I'm sure there still exists some embarrassing forum posts of me proclaiming Halo: Combat Evolved to be the greatest game ever made. I was young and easily impressed, though in my defense Halo felt like massive leap forward for console shooters at the time. Despite the very strong impression it left, I never got as deep into the Halo franchise as my friends did. Sure I played 2 and 3, but I didn't touch a Halo game again until Reach released for the PC version of The Master Chief Collection.

In a lot of ways, going back to Halo now feels like revisiting a childhood home. The halls and rooms may feel familiar, but age warps our perception of the past, making the experience just as alien as it is nostalgic. Was this room always so small, isn't the carpet different...? Did they really copy and paste this much geometry, was the assault rifle always trash?

Escaping the siege on the Pillar of Autumn, touching down on Halo for the first time, finding Keyes' horribly mutated and inhuman form; story beats and set pieces that take me back bookended by deeply flawed gameplay and poor level layouts that I apparently gave a huge pass in the early 2000s. The initial joys of pistol-whipping Grunts in the head and hearing the crunch of their skulls caving quickly dissipates when you remember how atrocious the AR is at anything further than mid-range. Excitement building as I remember how good the final escape sequence is in The Maw turns to foreboding as I get the Warthog stuck in a hallway like I'm god damn Austin Powers.

At its absolute worst, however, Halo is a sequence of repeating hallways that become disorientingly samey with combat encounters that rarely present a challenge any more complex than "we put a hell of a lot of dudes in this room." It starts to drag, but then you reach 343 Guilty Spark. The introduction to the Flood is one of the highlights of the entire game. Yet again you're infiltrating a Forerunner facility, and yet again you're probably expecting a series of rote firefights. But, things are different this time. The first few Covenant you encounter are fleeing for their lives, the rest are dead. You quickly come to accept that there is nothing here for you to point your gun at, just halls lined with corpses and painted in blood, and as you descend further into the facility, you start to feel as if you're delivering yourself to something horrible, incomprehensible.

Unfortunately, Halo wastes its greatest twist by making the Flood no damn fun to fight, and from this point on the rest of the game amounts to trudging your way backwards through several levels with the only real variation being that you now get to fight zombies. The Library catches a lot of shit, and rightfully so, but to be completely honest I don't think that level does anything that isn't emblematic of Halo's many flaws so much as it brings them to a scale that is impossible for even the most ardent defenders of the game to ignore. Thankfully, the final two levels (Keyes and The Maw) bring things back around again. Sure, they're just reusing large portions of levels you already played, but I am a sucker for stories that end where they began, and seeing the Covenant so overwhelmed with the havoc they've unleashed that neither side is at all concerned with you creates an excellent sense of urgency. This is no longer a battle between humanity and the Covenant, but rather the Covenant and the Flood. Your side already lost, and that occasional feeling of isolation you've felt during your journey has now become pure dread. You aren't just alone, you're the only one left. There's nothing to save here.
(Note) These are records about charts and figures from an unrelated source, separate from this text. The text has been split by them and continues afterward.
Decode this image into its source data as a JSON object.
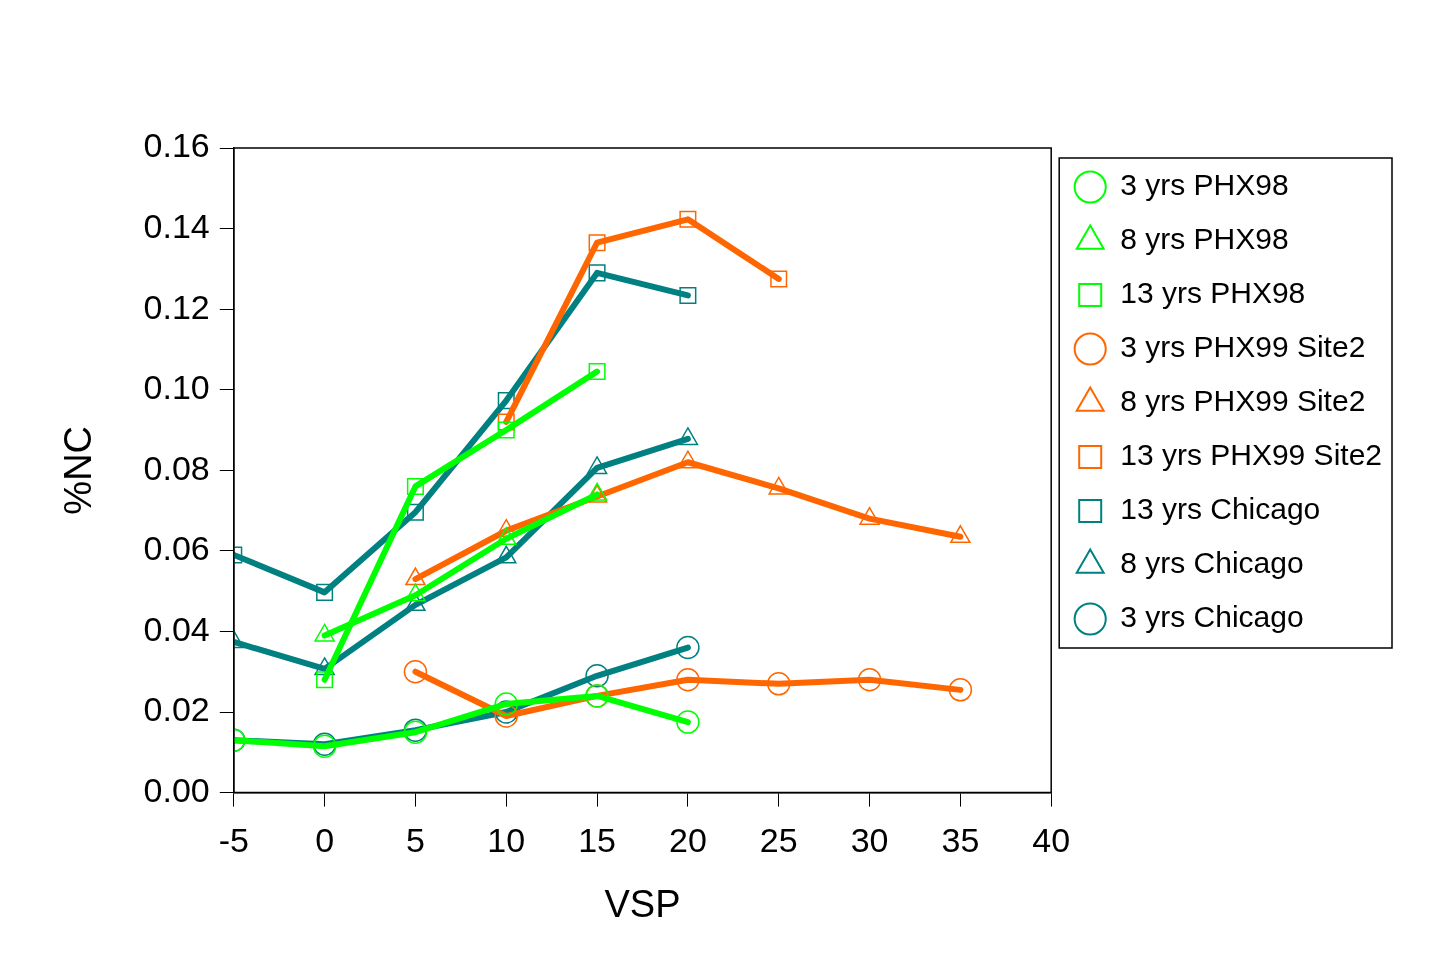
{
  "chart_data": {
    "type": "line",
    "xlabel": "VSP",
    "ylabel": "%NC",
    "xlim": [
      -5,
      40
    ],
    "xticks": [
      -5,
      0,
      5,
      10,
      15,
      20,
      25,
      30,
      35,
      40
    ],
    "ylim": [
      0,
      0.16
    ],
    "yticks": [
      {
        "value": 0,
        "label": "0.00"
      },
      {
        "value": 0.02,
        "label": "0.02"
      },
      {
        "value": 0.04,
        "label": "0.04"
      },
      {
        "value": 0.06,
        "label": "0.06"
      },
      {
        "value": 0.08,
        "label": "0.08"
      },
      {
        "value": 0.1,
        "label": "0.10"
      },
      {
        "value": 0.12,
        "label": "0.12"
      },
      {
        "value": 0.14,
        "label": "0.14"
      },
      {
        "value": 0.16,
        "label": "0.16"
      }
    ],
    "grid": false,
    "legend": "right",
    "line_style": "solid",
    "series": [
      {
        "name": "3 yrs PHX98",
        "color": "#00ff00",
        "marker": "circle",
        "x": [
          -5,
          0,
          5,
          10,
          15,
          20
        ],
        "values": [
          0.013,
          0.0115,
          0.015,
          0.022,
          0.024,
          0.0175
        ]
      },
      {
        "name": "8 yrs PHX98",
        "color": "#00ff00",
        "marker": "triangle",
        "x": [
          0,
          5,
          10,
          15
        ],
        "values": [
          0.039,
          0.049,
          0.063,
          0.074
        ]
      },
      {
        "name": "13 yrs PHX98",
        "color": "#00ff00",
        "marker": "square",
        "x": [
          0,
          5,
          10,
          15
        ],
        "values": [
          0.028,
          0.076,
          0.09,
          0.1045
        ]
      },
      {
        "name": "3 yrs PHX99 Site2",
        "color": "#ff6600",
        "marker": "circle",
        "x": [
          5,
          10,
          15,
          20,
          25,
          30,
          35
        ],
        "values": [
          0.03,
          0.019,
          0.024,
          0.028,
          0.027,
          0.028,
          0.0255
        ]
      },
      {
        "name": "8 yrs PHX99 Site2",
        "color": "#ff6600",
        "marker": "triangle",
        "x": [
          5,
          10,
          15,
          20,
          25,
          30,
          35
        ],
        "values": [
          0.053,
          0.065,
          0.0735,
          0.082,
          0.0755,
          0.068,
          0.0635
        ]
      },
      {
        "name": "13 yrs PHX99 Site2",
        "color": "#ff6600",
        "marker": "square",
        "x": [
          10,
          15,
          20,
          25
        ],
        "values": [
          0.092,
          0.1365,
          0.1423,
          0.1275
        ]
      },
      {
        "name": "13 yrs Chicago",
        "color": "#008080",
        "marker": "square",
        "x": [
          -5,
          0,
          5,
          10,
          15,
          20
        ],
        "values": [
          0.059,
          0.0497,
          0.0696,
          0.0973,
          0.129,
          0.1234
        ]
      },
      {
        "name": "8 yrs Chicago",
        "color": "#008080",
        "marker": "triangle",
        "x": [
          -5,
          0,
          5,
          10,
          15,
          20
        ],
        "values": [
          0.0374,
          0.0307,
          0.0466,
          0.0584,
          0.0806,
          0.0878
        ]
      },
      {
        "name": "3 yrs Chicago",
        "color": "#008080",
        "marker": "circle",
        "x": [
          -5,
          0,
          5,
          10,
          15,
          20
        ],
        "values": [
          0.013,
          0.012,
          0.0155,
          0.02,
          0.029,
          0.036
        ]
      }
    ]
  }
}
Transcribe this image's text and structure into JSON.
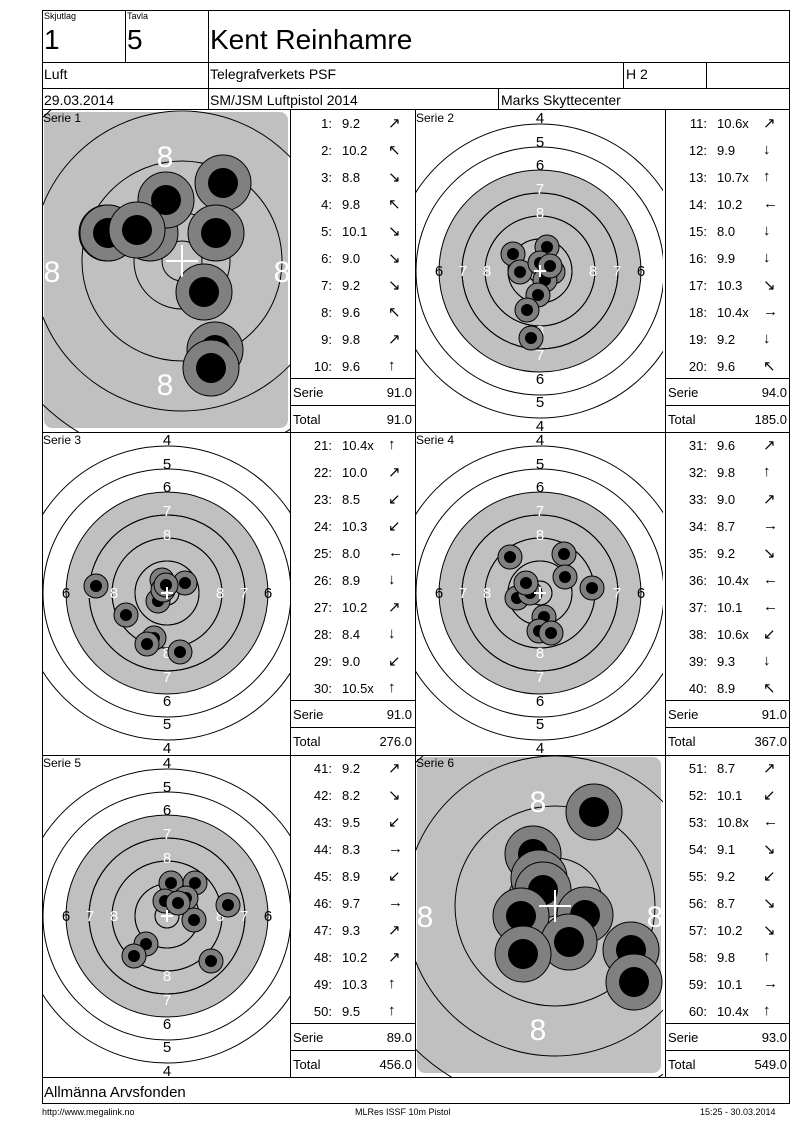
{
  "header": {
    "skjutlag_label": "Skjutlag",
    "skjutlag_value": "1",
    "tavla_label": "Tavla",
    "tavla_value": "5",
    "shooter_name": "Kent Reinhamre",
    "discipline": "Luft",
    "club": "Telegrafverkets PSF",
    "class": "H 2",
    "date": "29.03.2014",
    "competition": "SM/JSM Luftpistol 2014",
    "venue": "Marks Skyttecenter"
  },
  "series": [
    {
      "label": "Serie 1",
      "shots": [
        {
          "n": "1:",
          "v": "9.2",
          "a": "↗"
        },
        {
          "n": "2:",
          "v": "10.2",
          "a": "↖"
        },
        {
          "n": "3:",
          "v": "8.8",
          "a": "↘"
        },
        {
          "n": "4:",
          "v": "9.8",
          "a": "↖"
        },
        {
          "n": "5:",
          "v": "10.1",
          "a": "↘"
        },
        {
          "n": "6:",
          "v": "9.0",
          "a": "↘"
        },
        {
          "n": "7:",
          "v": "9.2",
          "a": "↘"
        },
        {
          "n": "8:",
          "v": "9.6",
          "a": "↖"
        },
        {
          "n": "9:",
          "v": "9.8",
          "a": "↗"
        },
        {
          "n": "10:",
          "v": "9.6",
          "a": "↑"
        }
      ],
      "serie_label": "Serie",
      "serie_value": "91.0",
      "total_label": "Total",
      "total_value": "91.0"
    },
    {
      "label": "Serie 2",
      "shots": [
        {
          "n": "11:",
          "v": "10.6x",
          "a": "↗"
        },
        {
          "n": "12:",
          "v": "9.9",
          "a": "↓"
        },
        {
          "n": "13:",
          "v": "10.7x",
          "a": "↑"
        },
        {
          "n": "14:",
          "v": "10.2",
          "a": "←"
        },
        {
          "n": "15:",
          "v": "8.0",
          "a": "↓"
        },
        {
          "n": "16:",
          "v": "9.9",
          "a": "↓"
        },
        {
          "n": "17:",
          "v": "10.3",
          "a": "↘"
        },
        {
          "n": "18:",
          "v": "10.4x",
          "a": "→"
        },
        {
          "n": "19:",
          "v": "9.2",
          "a": "↓"
        },
        {
          "n": "20:",
          "v": "9.6",
          "a": "↖"
        }
      ],
      "serie_label": "Serie",
      "serie_value": "94.0",
      "total_label": "Total",
      "total_value": "185.0"
    },
    {
      "label": "Serie 3",
      "shots": [
        {
          "n": "21:",
          "v": "10.4x",
          "a": "↑"
        },
        {
          "n": "22:",
          "v": "10.0",
          "a": "↗"
        },
        {
          "n": "23:",
          "v": "8.5",
          "a": "↙"
        },
        {
          "n": "24:",
          "v": "10.3",
          "a": "↙"
        },
        {
          "n": "25:",
          "v": "8.0",
          "a": "←"
        },
        {
          "n": "26:",
          "v": "8.9",
          "a": "↓"
        },
        {
          "n": "27:",
          "v": "10.2",
          "a": "↗"
        },
        {
          "n": "28:",
          "v": "8.4",
          "a": "↓"
        },
        {
          "n": "29:",
          "v": "9.0",
          "a": "↙"
        },
        {
          "n": "30:",
          "v": "10.5x",
          "a": "↑"
        }
      ],
      "serie_label": "Serie",
      "serie_value": "91.0",
      "total_label": "Total",
      "total_value": "276.0"
    },
    {
      "label": "Serie 4",
      "shots": [
        {
          "n": "31:",
          "v": "9.6",
          "a": "↗"
        },
        {
          "n": "32:",
          "v": "9.8",
          "a": "↑"
        },
        {
          "n": "33:",
          "v": "9.0",
          "a": "↗"
        },
        {
          "n": "34:",
          "v": "8.7",
          "a": "→"
        },
        {
          "n": "35:",
          "v": "9.2",
          "a": "↘"
        },
        {
          "n": "36:",
          "v": "10.4x",
          "a": "←"
        },
        {
          "n": "37:",
          "v": "10.1",
          "a": "←"
        },
        {
          "n": "38:",
          "v": "10.6x",
          "a": "↙"
        },
        {
          "n": "39:",
          "v": "9.3",
          "a": "↓"
        },
        {
          "n": "40:",
          "v": "8.9",
          "a": "↖"
        }
      ],
      "serie_label": "Serie",
      "serie_value": "91.0",
      "total_label": "Total",
      "total_value": "367.0"
    },
    {
      "label": "Serie 5",
      "shots": [
        {
          "n": "41:",
          "v": "9.2",
          "a": "↗"
        },
        {
          "n": "42:",
          "v": "8.2",
          "a": "↘"
        },
        {
          "n": "43:",
          "v": "9.5",
          "a": "↙"
        },
        {
          "n": "44:",
          "v": "8.3",
          "a": "→"
        },
        {
          "n": "45:",
          "v": "8.9",
          "a": "↙"
        },
        {
          "n": "46:",
          "v": "9.7",
          "a": "→"
        },
        {
          "n": "47:",
          "v": "9.3",
          "a": "↗"
        },
        {
          "n": "48:",
          "v": "10.2",
          "a": "↗"
        },
        {
          "n": "49:",
          "v": "10.3",
          "a": "↑"
        },
        {
          "n": "50:",
          "v": "9.5",
          "a": "↑"
        }
      ],
      "serie_label": "Serie",
      "serie_value": "89.0",
      "total_label": "Total",
      "total_value": "456.0"
    },
    {
      "label": "Serie 6",
      "shots": [
        {
          "n": "51:",
          "v": "8.7",
          "a": "↗"
        },
        {
          "n": "52:",
          "v": "10.1",
          "a": "↙"
        },
        {
          "n": "53:",
          "v": "10.8x",
          "a": "←"
        },
        {
          "n": "54:",
          "v": "9.1",
          "a": "↘"
        },
        {
          "n": "55:",
          "v": "9.2",
          "a": "↙"
        },
        {
          "n": "56:",
          "v": "8.7",
          "a": "↘"
        },
        {
          "n": "57:",
          "v": "10.2",
          "a": "↘"
        },
        {
          "n": "58:",
          "v": "9.8",
          "a": "↑"
        },
        {
          "n": "59:",
          "v": "10.1",
          "a": "→"
        },
        {
          "n": "60:",
          "v": "10.4x",
          "a": "↑"
        }
      ],
      "serie_label": "Serie",
      "serie_value": "93.0",
      "total_label": "Total",
      "total_value": "549.0"
    }
  ],
  "sponsor": "Allmänna Arvsfonden",
  "footer": {
    "left": "http://www.megalink.no",
    "center": "MLRes ISSF 10m Pistol",
    "right": "15:25 - 30.03.2014"
  }
}
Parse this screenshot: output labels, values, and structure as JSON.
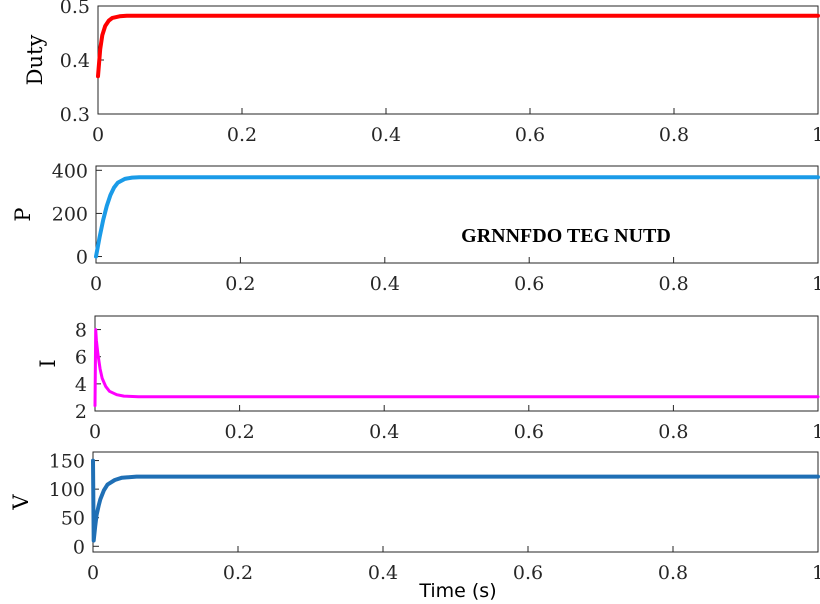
{
  "chart_data": [
    {
      "type": "line",
      "ylabel": "Duty",
      "xlim": [
        0,
        1
      ],
      "ylim": [
        0.3,
        0.5
      ],
      "xticks": [
        "0",
        "0.2",
        "0.4",
        "0.6",
        "0.8",
        "1"
      ],
      "yticks": [
        "0.3",
        "0.4",
        "0.5"
      ],
      "grid": false,
      "series": [
        {
          "color": "#ff0000",
          "x": [
            0,
            0.003,
            0.006,
            0.01,
            0.015,
            0.02,
            0.03,
            0.04,
            0.06,
            0.1,
            0.3,
            0.6,
            1.0
          ],
          "values": [
            0.37,
            0.42,
            0.446,
            0.463,
            0.473,
            0.478,
            0.481,
            0.482,
            0.482,
            0.482,
            0.482,
            0.482,
            0.482
          ]
        }
      ]
    },
    {
      "type": "line",
      "ylabel": "P",
      "xlim": [
        0,
        1
      ],
      "ylim": [
        -30,
        420
      ],
      "xticks": [
        "0",
        "0.2",
        "0.4",
        "0.6",
        "0.8",
        "1"
      ],
      "yticks": [
        "0",
        "200",
        "400"
      ],
      "grid": false,
      "annotation": "GRNNFDO TEG NUTD",
      "series": [
        {
          "color": "#1a9be8",
          "x": [
            0,
            0.005,
            0.01,
            0.015,
            0.02,
            0.025,
            0.03,
            0.04,
            0.05,
            0.06,
            0.08,
            0.1,
            0.3,
            0.6,
            1.0
          ],
          "values": [
            0,
            90,
            170,
            235,
            285,
            320,
            342,
            360,
            366,
            368,
            368,
            368,
            368,
            368,
            368
          ]
        }
      ]
    },
    {
      "type": "line",
      "ylabel": "I",
      "xlim": [
        0,
        1
      ],
      "ylim": [
        2,
        9
      ],
      "xticks": [
        "0",
        "0.2",
        "0.4",
        "0.6",
        "0.8",
        "1"
      ],
      "yticks": [
        "2",
        "4",
        "6",
        "8"
      ],
      "grid": false,
      "series": [
        {
          "color": "#ff00ff",
          "x": [
            0,
            0.001,
            0.002,
            0.004,
            0.007,
            0.01,
            0.015,
            0.02,
            0.03,
            0.04,
            0.06,
            0.1,
            0.3,
            0.6,
            1.0
          ],
          "values": [
            2.4,
            8.0,
            7.2,
            6.2,
            5.1,
            4.4,
            3.8,
            3.45,
            3.2,
            3.1,
            3.05,
            3.05,
            3.05,
            3.05,
            3.05
          ]
        }
      ]
    },
    {
      "type": "line",
      "ylabel": "V",
      "xlabel": "Time (s)",
      "xlim": [
        0,
        1
      ],
      "ylim": [
        -10,
        165
      ],
      "xticks": [
        "0",
        "0.2",
        "0.4",
        "0.6",
        "0.8",
        "1"
      ],
      "yticks": [
        "0",
        "50",
        "100",
        "150"
      ],
      "grid": false,
      "series": [
        {
          "color": "#1f6fb5",
          "x": [
            0,
            0.001,
            0.003,
            0.005,
            0.008,
            0.01,
            0.015,
            0.02,
            0.03,
            0.04,
            0.06,
            0.1,
            0.3,
            0.6,
            1.0
          ],
          "values": [
            150,
            10,
            35,
            55,
            72,
            82,
            98,
            108,
            116,
            120,
            122,
            122,
            122,
            122,
            122
          ]
        }
      ]
    }
  ]
}
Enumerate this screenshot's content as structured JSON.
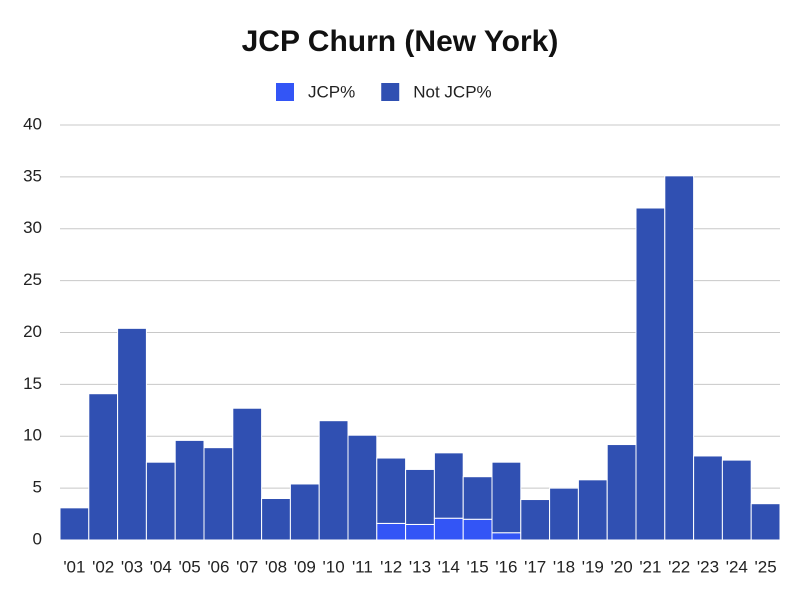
{
  "chart_data": {
    "type": "stacked_bar",
    "title": "JCP Churn (New York)",
    "categories": [
      "'01",
      "'02",
      "'03",
      "'04",
      "'05",
      "'06",
      "'07",
      "'08",
      "'09",
      "'10",
      "'11",
      "'12",
      "'13",
      "'14",
      "'15",
      "'16",
      "'17",
      "'18",
      "'19",
      "'20",
      "'21",
      "'22",
      "'23",
      "'24",
      "'25"
    ],
    "series": [
      {
        "name": "JCP%",
        "color": "#3355f6",
        "values": [
          0,
          0,
          0,
          0,
          0,
          0,
          0,
          0,
          0,
          0,
          0,
          1.6,
          1.5,
          2.1,
          2.0,
          0.7,
          0,
          0,
          0,
          0,
          0,
          0,
          0,
          0,
          0
        ]
      },
      {
        "name": "Not JCP%",
        "color": "#3050b2",
        "values": [
          3.1,
          14.1,
          20.4,
          7.5,
          9.6,
          8.9,
          12.7,
          4.0,
          5.4,
          11.5,
          10.1,
          6.3,
          5.3,
          6.3,
          4.1,
          6.8,
          3.9,
          5.0,
          5.8,
          9.2,
          32.0,
          35.1,
          8.1,
          7.7,
          3.5
        ]
      }
    ],
    "ylim": [
      0,
      40
    ],
    "yticks": [
      0,
      5,
      10,
      15,
      20,
      25,
      30,
      35,
      40
    ],
    "grid": true,
    "legend": "top"
  }
}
The parts of Halo that hold up for me are those more emotional elements. The story beats, the tension, the atmosphere. I still really like how the Forerunner facilities have this architecture that somewhat betrays the utilitarian nature of the instillation, they're both sterile yet somehow religious. Martin O'Donnell's score is as energetic and quiet as it needs to be, punctuating the action (or lack thereof) perfectly.

The Anniversary Edition features all new graphics, but I played with those off 90% of the time, only turning them on to find skulls and terminals that are only present in that version of the game. It impressive to me that you can hot swap between both versions with just the touch of a button, and that it only takes a few seconds to do so. The few bits I've seen of the updated graphics are.... I don't know, it's alright I guess. Not really a fan, I think Halo loses some of its visual personality despite obviously having more graphical fidelity in Anniversary mode.

My girlfriend and I played through all of Halo in co-op when it first came out, and while fooling around together after beating it I started humming the main theme. "Dun-dun-dun-dunnnnn, dun-dun-dah-dunnnnn..." She broke up with me. Greatest game of all time.